Reaching Plan Peisy was reaching a building site. Everywhere there are vans, lorries, holes, dust, timber and chalets being built. It’s as if they can’t help themselves and need to keep developing. Many years ago the Vanois Express cable car was built. Two cars transfer about 180 people in each, across the valley to reach the La Plagne ski network. The joint complex is referred to as Paradiski.

Reaching Vallandry for a quick fond reminder of the 2013 ski trip, we found this place almost deserted. At least they aren’t building too much. I left with a grumpyness because of an awkward café owner at the only hospitality venue open, who couldn’t be bothered to serve just coffee - she was too busy chatting and we didn’t want to eat.
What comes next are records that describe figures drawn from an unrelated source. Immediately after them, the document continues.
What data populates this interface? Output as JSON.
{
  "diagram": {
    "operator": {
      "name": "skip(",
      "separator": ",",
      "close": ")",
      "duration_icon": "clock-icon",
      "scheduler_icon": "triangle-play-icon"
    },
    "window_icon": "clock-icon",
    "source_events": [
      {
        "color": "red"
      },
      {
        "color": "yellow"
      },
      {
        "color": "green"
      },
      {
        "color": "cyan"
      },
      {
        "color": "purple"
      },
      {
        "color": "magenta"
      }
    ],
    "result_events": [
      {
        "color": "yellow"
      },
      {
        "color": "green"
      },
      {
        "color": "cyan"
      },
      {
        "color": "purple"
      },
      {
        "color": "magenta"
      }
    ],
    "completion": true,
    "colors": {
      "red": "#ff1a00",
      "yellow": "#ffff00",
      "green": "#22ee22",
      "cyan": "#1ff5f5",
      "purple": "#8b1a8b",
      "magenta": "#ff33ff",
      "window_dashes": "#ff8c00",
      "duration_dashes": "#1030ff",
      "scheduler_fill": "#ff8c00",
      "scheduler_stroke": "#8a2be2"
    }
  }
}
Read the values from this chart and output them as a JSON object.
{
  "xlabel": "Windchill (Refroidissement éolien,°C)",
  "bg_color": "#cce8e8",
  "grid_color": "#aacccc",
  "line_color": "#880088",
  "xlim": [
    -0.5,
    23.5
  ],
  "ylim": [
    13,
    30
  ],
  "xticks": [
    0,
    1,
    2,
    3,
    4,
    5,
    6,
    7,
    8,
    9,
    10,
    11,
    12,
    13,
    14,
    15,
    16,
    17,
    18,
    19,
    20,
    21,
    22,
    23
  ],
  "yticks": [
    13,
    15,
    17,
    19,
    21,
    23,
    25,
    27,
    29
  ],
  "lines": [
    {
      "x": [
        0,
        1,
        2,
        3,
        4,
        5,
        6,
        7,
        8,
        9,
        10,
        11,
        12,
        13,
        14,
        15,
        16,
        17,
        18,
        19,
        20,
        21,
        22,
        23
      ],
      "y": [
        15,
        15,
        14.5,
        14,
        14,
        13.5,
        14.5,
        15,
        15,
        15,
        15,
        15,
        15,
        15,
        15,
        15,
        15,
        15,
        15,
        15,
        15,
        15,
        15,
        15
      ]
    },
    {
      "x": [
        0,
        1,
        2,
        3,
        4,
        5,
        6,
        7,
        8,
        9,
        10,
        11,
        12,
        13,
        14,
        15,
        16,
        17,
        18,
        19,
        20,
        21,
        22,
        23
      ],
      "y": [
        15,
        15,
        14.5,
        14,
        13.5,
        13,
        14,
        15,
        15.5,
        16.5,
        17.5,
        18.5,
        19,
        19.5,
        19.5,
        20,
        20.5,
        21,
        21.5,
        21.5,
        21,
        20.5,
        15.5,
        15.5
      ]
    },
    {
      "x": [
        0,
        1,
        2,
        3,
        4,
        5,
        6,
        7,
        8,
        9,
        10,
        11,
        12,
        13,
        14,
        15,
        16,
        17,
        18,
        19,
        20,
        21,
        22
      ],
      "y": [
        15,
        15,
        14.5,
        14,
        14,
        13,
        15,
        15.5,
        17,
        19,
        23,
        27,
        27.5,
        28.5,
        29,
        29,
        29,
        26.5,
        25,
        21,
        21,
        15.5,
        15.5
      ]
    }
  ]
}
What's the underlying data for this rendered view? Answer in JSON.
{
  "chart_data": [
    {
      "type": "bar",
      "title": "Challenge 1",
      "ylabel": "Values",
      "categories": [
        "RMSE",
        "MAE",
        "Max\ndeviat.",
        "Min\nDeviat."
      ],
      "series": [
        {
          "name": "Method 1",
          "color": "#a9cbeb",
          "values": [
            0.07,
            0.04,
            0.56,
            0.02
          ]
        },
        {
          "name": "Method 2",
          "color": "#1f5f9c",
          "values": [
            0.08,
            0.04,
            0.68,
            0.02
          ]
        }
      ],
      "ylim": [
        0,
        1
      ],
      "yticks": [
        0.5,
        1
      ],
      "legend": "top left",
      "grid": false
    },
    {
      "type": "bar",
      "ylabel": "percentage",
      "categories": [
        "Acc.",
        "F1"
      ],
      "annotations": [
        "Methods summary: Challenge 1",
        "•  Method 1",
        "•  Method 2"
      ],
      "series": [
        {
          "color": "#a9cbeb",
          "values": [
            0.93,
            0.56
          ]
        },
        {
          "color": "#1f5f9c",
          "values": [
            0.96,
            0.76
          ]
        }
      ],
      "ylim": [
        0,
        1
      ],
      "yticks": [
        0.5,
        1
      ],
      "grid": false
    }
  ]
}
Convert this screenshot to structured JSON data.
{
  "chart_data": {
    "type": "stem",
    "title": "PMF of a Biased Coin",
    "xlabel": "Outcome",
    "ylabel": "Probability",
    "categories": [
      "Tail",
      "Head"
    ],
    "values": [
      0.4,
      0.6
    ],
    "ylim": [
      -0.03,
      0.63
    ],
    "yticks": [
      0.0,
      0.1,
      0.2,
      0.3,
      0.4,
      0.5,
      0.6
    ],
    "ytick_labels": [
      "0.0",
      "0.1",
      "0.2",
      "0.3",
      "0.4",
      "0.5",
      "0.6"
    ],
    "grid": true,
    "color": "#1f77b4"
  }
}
To make it more attractive for her we then said that we would eat and she got into a flap about not having a table that was laid and in the shade.

So I got cross and made it easy for her and we turned and left. Our loss and her’s too.

We slowly walked higher, in the alpine heat and then contoured back towards the meadows high about Les Lanches, where the cat had been drinking from the feed to the trough.

Here there’s an 18C chapel, the focus of many walks, as there were many who had arrived for their picnic lunch. It is quite amazing to see inside.







Then it was a steep walk back down to the campsite but I managed to take the very steep route down a ravine. This required some confidence when crossing the stream, which was wetter than it looks.